Note on April 14th Solarflare announced their new PHY silicon, 10Xpress SFT9001, which consumes between 2.2 and 6W depending on cable length. This brings 10GBase-T into parity with fiber. This PHY chip will be available in sample lots to 10GbE OEMs in May. Even more recently on April 21, Aquantia announce a 10GBase-T PHY chip that is sampling in May and which claims to bring the power down to 5.5W for Cat6A cable up to 100M long. The delay from samples to OEM NIC vendors and completed NIC samples for customers is often in the neighborhood of 3-6 months. So in our opinion 10GBase-T NICs with a reasonable power envelope, 10-15W for the entire NIC, should be something that is available for consideration in the fall of 2008, just in time for those with year end budgets.
For more information and another perspective consider checking out what the Linley Group has to say on 10GBase-T.
Optics & Adoption
Today for short runs under 15 meters there are two common options: CX4 copper and SR (short range) fiber. The difference between them is essentially the cost of the fiber optic module. Today the most common module for 10GbE is the XFP, soon it will be SFP+. There are three sources for SR optics under $700 listed on our optics page. Optics are required on both ends so this makes fiber typically $1,400 more expensive than CX4 copper. Also copper adapters require less support logic and as such are often less expensive.
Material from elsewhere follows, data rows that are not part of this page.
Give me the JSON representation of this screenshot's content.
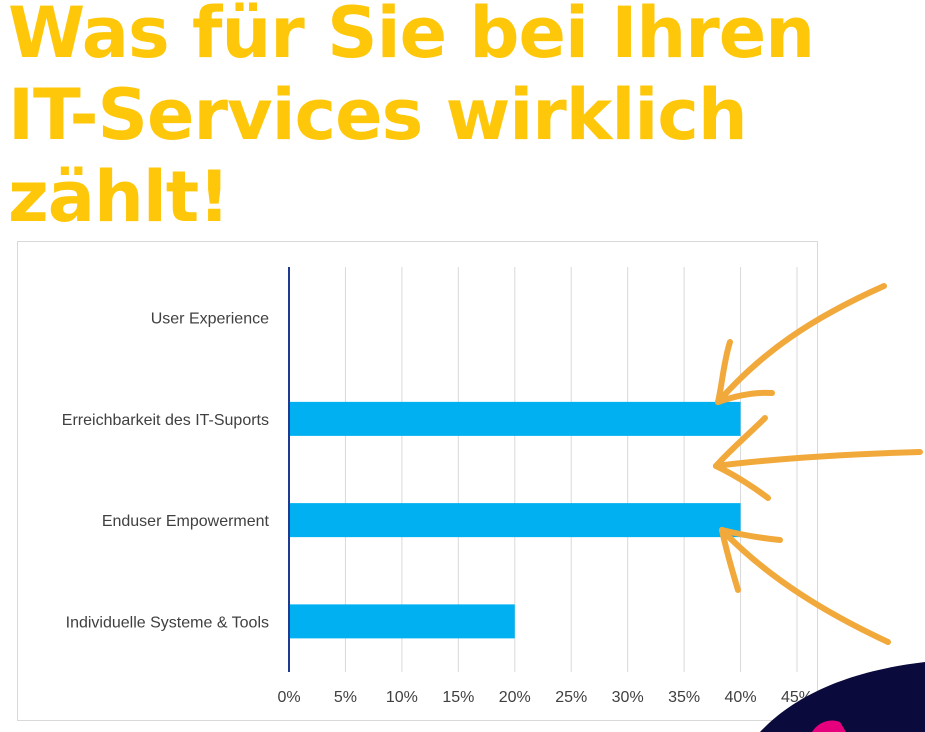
{
  "headline": {
    "line1": "Was für Sie bei Ihren",
    "line2": "IT-Services wirklich",
    "line3": "zählt!"
  },
  "colors": {
    "headline": "#FFC70A",
    "bar": "#00B0F0",
    "axis": "#1F3A93",
    "grid": "#d9d9d9",
    "arrow": "#F2A93B",
    "corner_dark": "#0A0A3C",
    "corner_accent": "#E6007E"
  },
  "chart_data": {
    "type": "bar",
    "orientation": "horizontal",
    "categories": [
      "User Experience",
      "Erreichbarkeit des IT-Suports",
      "Enduser Empowerment",
      "Individuelle Systeme & Tools"
    ],
    "values": [
      0,
      40,
      40,
      20
    ],
    "xlim": [
      0,
      45
    ],
    "x_ticks": [
      0,
      5,
      10,
      15,
      20,
      25,
      30,
      35,
      40,
      45
    ],
    "x_tick_labels": [
      "0%",
      "5%",
      "10%",
      "15%",
      "20%",
      "25%",
      "30%",
      "35%",
      "40%",
      "45%"
    ],
    "title": "",
    "xlabel": "",
    "ylabel": "",
    "grid": "vertical",
    "legend": "none"
  }
}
Single port copper NICs run in the $700-$1,000 range while similar fiber NICs are $800-$1,200. The expectation is that SFP+ fiber modules will be roughly 25% less expensive than XFPs so this will make fiber more affordable in the second half of 2008 as SFP+ gains traction.
The real knee in the 10GbE adoption curve though will occur when the next generation of 10GBase-T products hit the market in early 2009. The current generation of 10GBase-T silicon requires far to much power to make it practical. This second generation of 10GBase-T will allow people to use cables and connectors they are familiar with, ex.Cat6E & RJ45, to attach servers and switches within 100M without the expensive CX4 cables or the optics required today for fiber.
Finally most of the 10GbE NIC vendors are on their second or third generation silicon. By early 2009 most will have trimmed and tuned things to the point that they will have, or soon support LAN on Motherboard solutions. When this happens we will see high end servers with 10Gbase-T support built in and 10G will then truly begin to replace GbE in the enterprise. We expect that this will likely begin to become common as we enter 2009.